Les lectures du CRP19 (Paris 3) : La Maison Nucingen

Publié le par Marc Escola (Source : Jérémy Naïm)

Les lectures du CRP19

(Paris III – Sorbonne Nouvelle)

1re édition / 18 juin 2015

 

La Maison Nucingen

 

Le CRP19 (Paris III – Sorbonne Nouvelle) inaugure cette année un nouveau format de journée organisée par ses jeunes chercheurs. Nous mettons à l'étude une œuvre du xixͤ siècle, avec l'objectif de concentrer les savoirs et les méthodes autour d'un texte en friche, réveillé par le plaisir de l'analyse. Pour cette première édition, nous avons choisi un texte peu étudié d’un auteur majeur : La Maison Nucingen. Si ce choix peut sembler déconcertant, tant le texte est bref et réputé illisible, il est aussi rassurant : sur ce roman, peu de choses ont été dites, et tout reste à dire. Tout pourra d’ailleurs en être dit et nous accueillerons avec joie les approches les plus diverses, venues de tous horizons : balzaciens ou non, dix-neuviémistes ou non, littéraires ou non.

Balzac publie ce court roman en 1837. Il y explore le monde financier, en faisant le récit de l'agrandissement de la banque Nucingen.
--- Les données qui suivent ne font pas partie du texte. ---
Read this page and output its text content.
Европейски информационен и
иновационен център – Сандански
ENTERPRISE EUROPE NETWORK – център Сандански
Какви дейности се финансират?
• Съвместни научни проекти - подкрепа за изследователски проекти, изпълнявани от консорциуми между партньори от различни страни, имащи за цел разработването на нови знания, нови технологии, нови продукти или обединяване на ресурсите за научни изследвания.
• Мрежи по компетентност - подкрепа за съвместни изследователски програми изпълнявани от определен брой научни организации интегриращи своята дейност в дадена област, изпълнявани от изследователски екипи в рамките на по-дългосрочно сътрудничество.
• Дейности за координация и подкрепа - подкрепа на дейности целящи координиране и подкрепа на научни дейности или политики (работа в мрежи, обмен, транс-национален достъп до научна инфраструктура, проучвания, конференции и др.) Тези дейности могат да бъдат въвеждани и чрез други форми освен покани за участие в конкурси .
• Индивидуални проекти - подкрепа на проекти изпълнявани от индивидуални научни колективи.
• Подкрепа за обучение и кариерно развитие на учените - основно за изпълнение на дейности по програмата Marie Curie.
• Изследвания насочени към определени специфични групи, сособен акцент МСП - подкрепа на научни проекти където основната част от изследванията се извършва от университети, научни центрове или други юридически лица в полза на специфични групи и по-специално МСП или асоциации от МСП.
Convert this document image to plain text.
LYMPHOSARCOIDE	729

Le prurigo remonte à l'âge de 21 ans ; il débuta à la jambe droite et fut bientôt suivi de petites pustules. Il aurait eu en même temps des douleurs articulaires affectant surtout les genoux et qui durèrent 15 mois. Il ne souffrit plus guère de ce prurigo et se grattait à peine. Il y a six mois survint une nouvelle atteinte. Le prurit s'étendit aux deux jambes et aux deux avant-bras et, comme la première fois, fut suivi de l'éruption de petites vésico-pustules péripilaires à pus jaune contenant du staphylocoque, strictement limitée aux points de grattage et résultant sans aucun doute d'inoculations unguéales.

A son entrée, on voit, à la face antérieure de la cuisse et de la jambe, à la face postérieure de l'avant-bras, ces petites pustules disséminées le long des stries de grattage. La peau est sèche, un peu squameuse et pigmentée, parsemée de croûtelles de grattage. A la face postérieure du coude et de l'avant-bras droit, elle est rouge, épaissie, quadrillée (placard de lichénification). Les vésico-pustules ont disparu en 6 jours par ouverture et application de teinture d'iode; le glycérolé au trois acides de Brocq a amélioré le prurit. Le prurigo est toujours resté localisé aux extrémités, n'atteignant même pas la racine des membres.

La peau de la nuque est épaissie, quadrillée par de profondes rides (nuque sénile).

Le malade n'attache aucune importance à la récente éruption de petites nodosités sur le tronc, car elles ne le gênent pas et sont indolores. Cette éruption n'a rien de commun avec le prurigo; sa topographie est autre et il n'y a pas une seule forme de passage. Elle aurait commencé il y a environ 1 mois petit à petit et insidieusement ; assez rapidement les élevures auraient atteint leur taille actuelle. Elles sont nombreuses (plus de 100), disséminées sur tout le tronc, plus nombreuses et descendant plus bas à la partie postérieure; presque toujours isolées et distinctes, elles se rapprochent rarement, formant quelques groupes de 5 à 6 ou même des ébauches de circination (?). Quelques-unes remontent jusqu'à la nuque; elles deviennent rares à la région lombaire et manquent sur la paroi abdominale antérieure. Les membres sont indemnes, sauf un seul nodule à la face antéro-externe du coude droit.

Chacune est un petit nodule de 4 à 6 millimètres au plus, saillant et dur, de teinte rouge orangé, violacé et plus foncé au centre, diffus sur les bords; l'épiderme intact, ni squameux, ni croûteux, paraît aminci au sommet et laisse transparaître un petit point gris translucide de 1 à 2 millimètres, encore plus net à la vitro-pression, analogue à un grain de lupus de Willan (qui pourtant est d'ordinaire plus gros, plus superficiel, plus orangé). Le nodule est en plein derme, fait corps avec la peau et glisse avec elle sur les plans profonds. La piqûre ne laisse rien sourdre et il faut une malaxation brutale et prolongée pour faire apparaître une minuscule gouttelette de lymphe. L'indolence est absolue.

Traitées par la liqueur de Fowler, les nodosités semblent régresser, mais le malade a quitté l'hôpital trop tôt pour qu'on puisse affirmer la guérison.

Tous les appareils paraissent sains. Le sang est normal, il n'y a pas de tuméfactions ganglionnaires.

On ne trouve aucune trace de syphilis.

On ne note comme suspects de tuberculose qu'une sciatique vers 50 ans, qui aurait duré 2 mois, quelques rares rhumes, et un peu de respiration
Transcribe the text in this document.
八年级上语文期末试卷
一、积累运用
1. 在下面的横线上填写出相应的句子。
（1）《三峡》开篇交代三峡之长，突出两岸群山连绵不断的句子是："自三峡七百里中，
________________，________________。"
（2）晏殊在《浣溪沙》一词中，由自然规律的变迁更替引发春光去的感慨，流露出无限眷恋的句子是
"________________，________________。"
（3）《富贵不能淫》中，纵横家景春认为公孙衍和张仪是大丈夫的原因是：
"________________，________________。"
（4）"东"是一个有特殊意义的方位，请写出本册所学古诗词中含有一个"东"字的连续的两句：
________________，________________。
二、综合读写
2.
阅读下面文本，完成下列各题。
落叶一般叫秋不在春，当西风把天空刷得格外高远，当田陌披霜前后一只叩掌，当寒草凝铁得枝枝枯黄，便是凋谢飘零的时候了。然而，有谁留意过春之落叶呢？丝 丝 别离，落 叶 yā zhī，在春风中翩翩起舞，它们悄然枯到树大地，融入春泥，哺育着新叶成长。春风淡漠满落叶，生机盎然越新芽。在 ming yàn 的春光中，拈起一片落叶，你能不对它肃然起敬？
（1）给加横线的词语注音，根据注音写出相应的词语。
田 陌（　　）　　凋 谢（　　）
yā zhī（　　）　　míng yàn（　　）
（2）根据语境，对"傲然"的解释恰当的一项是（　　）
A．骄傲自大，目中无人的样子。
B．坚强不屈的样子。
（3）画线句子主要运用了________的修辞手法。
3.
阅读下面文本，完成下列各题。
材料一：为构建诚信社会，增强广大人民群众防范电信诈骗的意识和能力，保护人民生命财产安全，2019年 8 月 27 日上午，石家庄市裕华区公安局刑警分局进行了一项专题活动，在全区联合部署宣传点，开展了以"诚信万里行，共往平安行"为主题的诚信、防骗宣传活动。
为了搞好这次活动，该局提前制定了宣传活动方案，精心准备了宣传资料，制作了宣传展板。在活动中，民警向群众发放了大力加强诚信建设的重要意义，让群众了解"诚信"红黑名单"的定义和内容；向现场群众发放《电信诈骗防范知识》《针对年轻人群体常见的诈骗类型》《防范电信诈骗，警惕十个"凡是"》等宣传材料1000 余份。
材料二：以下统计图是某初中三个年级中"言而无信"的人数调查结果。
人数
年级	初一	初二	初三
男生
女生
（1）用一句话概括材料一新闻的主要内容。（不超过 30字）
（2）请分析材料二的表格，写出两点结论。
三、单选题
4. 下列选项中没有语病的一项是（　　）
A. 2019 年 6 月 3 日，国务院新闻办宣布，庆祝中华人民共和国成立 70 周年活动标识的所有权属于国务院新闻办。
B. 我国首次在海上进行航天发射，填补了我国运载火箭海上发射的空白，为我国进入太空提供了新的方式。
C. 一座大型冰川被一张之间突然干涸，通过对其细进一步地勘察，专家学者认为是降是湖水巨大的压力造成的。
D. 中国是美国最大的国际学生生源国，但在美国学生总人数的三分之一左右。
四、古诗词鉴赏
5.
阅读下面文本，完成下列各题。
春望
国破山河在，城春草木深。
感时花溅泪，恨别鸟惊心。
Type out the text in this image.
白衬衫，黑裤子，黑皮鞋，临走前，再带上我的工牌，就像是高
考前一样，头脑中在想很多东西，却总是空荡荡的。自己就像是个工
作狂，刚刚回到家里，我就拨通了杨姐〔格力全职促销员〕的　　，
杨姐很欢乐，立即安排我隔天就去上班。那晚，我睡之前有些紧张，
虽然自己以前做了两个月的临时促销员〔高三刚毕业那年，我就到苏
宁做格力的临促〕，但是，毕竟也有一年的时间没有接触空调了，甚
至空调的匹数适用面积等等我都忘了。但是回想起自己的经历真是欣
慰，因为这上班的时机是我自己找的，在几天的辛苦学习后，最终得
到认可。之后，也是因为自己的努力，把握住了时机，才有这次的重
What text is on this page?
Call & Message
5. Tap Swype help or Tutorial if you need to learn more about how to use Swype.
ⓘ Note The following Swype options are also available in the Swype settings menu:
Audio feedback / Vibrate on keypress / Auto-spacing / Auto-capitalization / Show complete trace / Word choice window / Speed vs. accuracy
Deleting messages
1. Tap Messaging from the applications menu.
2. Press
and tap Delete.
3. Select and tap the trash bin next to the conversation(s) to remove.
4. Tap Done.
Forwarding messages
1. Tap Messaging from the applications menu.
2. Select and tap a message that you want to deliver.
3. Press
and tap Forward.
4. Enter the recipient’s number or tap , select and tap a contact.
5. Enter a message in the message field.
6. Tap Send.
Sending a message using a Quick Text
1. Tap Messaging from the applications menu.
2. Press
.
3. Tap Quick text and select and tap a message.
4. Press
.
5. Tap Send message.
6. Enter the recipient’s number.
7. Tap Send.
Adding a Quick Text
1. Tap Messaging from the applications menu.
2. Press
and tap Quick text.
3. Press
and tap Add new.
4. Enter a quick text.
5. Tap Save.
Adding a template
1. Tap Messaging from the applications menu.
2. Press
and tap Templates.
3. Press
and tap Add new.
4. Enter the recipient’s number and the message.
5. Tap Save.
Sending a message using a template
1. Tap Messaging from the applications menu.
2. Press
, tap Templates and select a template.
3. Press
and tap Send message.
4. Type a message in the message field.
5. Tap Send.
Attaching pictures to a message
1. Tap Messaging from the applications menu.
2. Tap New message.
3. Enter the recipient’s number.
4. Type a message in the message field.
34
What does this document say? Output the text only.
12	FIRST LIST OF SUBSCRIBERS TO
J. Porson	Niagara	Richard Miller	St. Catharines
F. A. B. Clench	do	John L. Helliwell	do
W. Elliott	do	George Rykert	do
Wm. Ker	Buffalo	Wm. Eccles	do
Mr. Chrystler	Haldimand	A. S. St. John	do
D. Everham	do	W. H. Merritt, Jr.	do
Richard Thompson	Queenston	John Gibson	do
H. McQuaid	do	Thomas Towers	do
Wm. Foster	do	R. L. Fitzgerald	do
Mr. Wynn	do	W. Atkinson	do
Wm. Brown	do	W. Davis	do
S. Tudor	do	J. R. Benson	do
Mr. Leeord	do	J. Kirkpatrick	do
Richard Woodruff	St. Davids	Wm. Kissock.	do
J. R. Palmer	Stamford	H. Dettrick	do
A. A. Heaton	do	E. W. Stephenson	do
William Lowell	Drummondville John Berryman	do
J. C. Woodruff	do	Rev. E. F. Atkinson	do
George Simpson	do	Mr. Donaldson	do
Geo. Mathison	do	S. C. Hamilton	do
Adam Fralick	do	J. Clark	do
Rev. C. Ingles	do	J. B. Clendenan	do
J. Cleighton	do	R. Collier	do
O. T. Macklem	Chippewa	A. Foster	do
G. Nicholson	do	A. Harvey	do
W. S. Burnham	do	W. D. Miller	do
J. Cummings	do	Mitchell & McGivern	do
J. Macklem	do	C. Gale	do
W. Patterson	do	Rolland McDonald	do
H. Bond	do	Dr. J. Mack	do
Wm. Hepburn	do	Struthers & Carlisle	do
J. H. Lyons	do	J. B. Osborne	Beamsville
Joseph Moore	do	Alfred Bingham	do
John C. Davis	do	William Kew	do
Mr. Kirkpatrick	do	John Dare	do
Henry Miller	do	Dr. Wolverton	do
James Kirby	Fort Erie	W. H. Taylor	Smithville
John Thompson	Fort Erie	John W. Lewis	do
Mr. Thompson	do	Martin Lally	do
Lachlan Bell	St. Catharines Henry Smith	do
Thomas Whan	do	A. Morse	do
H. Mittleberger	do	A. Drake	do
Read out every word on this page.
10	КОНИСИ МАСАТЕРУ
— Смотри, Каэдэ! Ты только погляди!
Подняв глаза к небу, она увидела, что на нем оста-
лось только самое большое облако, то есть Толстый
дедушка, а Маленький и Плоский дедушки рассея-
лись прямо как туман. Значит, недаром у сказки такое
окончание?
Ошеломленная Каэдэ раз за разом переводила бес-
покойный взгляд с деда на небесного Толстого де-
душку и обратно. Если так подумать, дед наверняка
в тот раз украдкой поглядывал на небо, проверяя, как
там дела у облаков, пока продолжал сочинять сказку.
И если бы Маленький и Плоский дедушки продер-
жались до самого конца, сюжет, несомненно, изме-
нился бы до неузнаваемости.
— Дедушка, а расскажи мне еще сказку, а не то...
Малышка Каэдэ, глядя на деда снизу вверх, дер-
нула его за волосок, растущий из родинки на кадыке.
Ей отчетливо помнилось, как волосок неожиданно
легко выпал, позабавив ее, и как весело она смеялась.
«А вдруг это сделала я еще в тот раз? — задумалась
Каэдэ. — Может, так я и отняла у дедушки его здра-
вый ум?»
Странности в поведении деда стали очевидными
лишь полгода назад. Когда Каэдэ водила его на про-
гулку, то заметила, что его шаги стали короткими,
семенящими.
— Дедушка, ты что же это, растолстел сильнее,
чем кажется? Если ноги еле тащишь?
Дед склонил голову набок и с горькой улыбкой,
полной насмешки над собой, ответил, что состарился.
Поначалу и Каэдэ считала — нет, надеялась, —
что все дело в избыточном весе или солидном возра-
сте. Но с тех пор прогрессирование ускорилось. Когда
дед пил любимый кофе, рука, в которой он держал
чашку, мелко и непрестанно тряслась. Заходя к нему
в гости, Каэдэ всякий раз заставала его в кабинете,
Intégré plus tard aux Scènes de la vie parisienne, il fonctionne en diptyque avec César Birotteau : d'un côté, l'univers bourgeois et conservateur du petit commerce ; de l'autre, l'inquiétante instabilité de la finance moderne. Mais La Maison Nucingen n'a pas la même audience que César Birotteau. La bibliographie restreinte sur le roman peut en elle-même donner lieu à d’intéressantes communications d’histoire littéraire sur la réputation d'illisibilité de l’œuvre. Est-elle, comme on l’a souvent dit, trop technique, trop économique, incompréhensible du lectorat balzacien habituel ? Pendant longtemps, les seuls critiques à s'y confronter se contentèrent de la « traduire » pour le profane, substituant l'explication à l'analyse. On sourit encore en lisant la minute de la séance où Maurice Bouvier-Ajam, alors directeur de l'Institut du Droit Appliqué, prononça sa communication qui devait clarifier « les opérations financières de La Maison Nucingen » : « Je vais demander maintenant, énonçait le président de séance, à Maurice Bouvier-Ajam de bien vouloir nous parler d'une question à laquelle nous n'avons rien compris jusqu'ici1. » Que les économistes, juristes ou historiens désireux de venir partager avec nous leur éclairage sur ce texte y voient là un geste d'invitation.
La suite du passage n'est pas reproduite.